A pregnant woman has two ultrasounds done on her unborn child. In both cases, the doctors tell her that they saw no sign of a stomach, causing them to diagnose a defective esophagus. This leads the woman to seek an abortion. The abortion fails and the child is born alive. In the midst of trying to save the child’s life, they discover that the child was perfectly healthy.

To make matters even worse, surgery on the unborn child could have corrected the (ultimately non-existent) problem, with a 20-25% mortality risk, but that’s certainly lower than abortion’s mortality risk.

Sadly, this happened.

Always siding with Life doesn’t just make sense from a moral point of view, it reduces the chance of mistakes. Death penalty opponents frequently raise the issue of the potential of executing an innocent person; the same is true in elective abortion: even when done with the best of intentions, someone dies and maybe the justification for it is wrong.

New Jersey Judge Orders Penal Charges Against Mom for Home-Schooling

Read the whole article

Honorable Thomas Zampino of the Family Division of the New Jersey Superior Court has ordered penal charges against a home-schooling mother of seven. According to a report by Matt Bowman on the website constitutionallycorrect.com, the mother’s supposed infraction is home-schooling her children without supervision from the local school board – a right explicitly upheld in New Jersey law.

In an effort to implement “certain basic requirements and safeguards”, the judge ordered Tara to submit her home-schooling children to standardized tests supplied by the local school district despite NJ law which says, “A child educated elsewhere than at school is not required to sit for a state or district standardized test.”

The judge also ordered the local school board to file a suit against Tara in order to be able to “evaluate the instruction in the home,” a requirement only permissible if the local school board determines that there is credible evidence that the home education is below the standards of the public school.

Because of NJ’s explicit laws protecting the parental right to educate their children at home, the judge had only limited options when it came to personally implementing his philosophies of “monitoring” and “registering” home-schoolers.” The judge cautioned that, should the school board refuse to comply with his ‘suggestions’, the court would “consider, by formal opinion, a request to join those parties to action.”

The New Jersey Department of Education website states, “The provision, “to receive equivalent instruction elsewhere than at school,” in N.J.S.A. 18A:38-25 permits parent(s)/guardian(s) to educate the child at home.” According to New Jersey law, parents desiring to home-school their children are not required to submit any type of communication of intent to a local school board. Parents are also not required to have their home-school curricula approved by a school board.
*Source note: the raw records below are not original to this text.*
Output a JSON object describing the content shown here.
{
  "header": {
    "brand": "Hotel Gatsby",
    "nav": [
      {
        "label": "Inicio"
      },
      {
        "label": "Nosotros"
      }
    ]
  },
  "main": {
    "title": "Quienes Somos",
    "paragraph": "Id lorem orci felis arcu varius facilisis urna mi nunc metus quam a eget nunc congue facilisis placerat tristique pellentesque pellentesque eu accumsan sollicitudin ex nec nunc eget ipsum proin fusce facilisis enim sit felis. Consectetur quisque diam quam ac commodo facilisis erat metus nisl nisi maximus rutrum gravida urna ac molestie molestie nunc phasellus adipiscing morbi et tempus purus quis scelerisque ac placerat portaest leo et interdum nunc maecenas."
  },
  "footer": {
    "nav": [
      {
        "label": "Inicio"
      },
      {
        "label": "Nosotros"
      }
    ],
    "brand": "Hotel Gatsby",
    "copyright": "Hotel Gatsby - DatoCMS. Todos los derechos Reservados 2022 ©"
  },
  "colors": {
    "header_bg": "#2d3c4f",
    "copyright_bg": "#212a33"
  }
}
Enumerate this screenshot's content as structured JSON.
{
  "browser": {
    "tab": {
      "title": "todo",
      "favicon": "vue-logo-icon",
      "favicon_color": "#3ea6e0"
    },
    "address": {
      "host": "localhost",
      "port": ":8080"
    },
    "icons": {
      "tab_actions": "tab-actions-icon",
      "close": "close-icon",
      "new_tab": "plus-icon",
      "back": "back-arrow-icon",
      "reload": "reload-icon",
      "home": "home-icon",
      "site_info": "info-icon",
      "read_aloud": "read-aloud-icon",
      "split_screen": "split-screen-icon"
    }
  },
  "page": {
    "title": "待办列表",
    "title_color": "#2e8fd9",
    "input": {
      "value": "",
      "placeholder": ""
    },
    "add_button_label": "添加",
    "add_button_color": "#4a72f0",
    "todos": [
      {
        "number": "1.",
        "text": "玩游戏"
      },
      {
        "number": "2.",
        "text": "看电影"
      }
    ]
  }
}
A NJ school board may only act against a home-schooling parent “If there is credible evidence that the parent, guardian or other person having custody and control of a school-age child is not causing the child either to attend school (public or nonpublic) or to receive equivalent instruction elsewhere than at school…” Under those circumstances, the school board is permitted to request the parents/guardians of a school age child provide proof, such as a letter of intent, that the child is receiving “equivalent instruction.”

The judge criticized the NJ law and lamented the fact that it upholds the rights of parents to home-school their children without interference from the government. Implying that children being educated by their parents are unsupervised, the judge stated, “This is shocking to the court. In this day and age where we seek to protect children from harm and sexual predators, so many children are left unsupervised.”

Unless, there’s more to this story than appears above, the judge is clearly operating on his biases rather than the law. The last comment is especially egregious since children are far more likely to be abused by a teacher than a parent. Both happen, of course, but it happens more in the school than in the home.

Anna Venger has blogged before on the rights of home schoolers being infringed in foreign nations. It’s starting to happen here, apparently.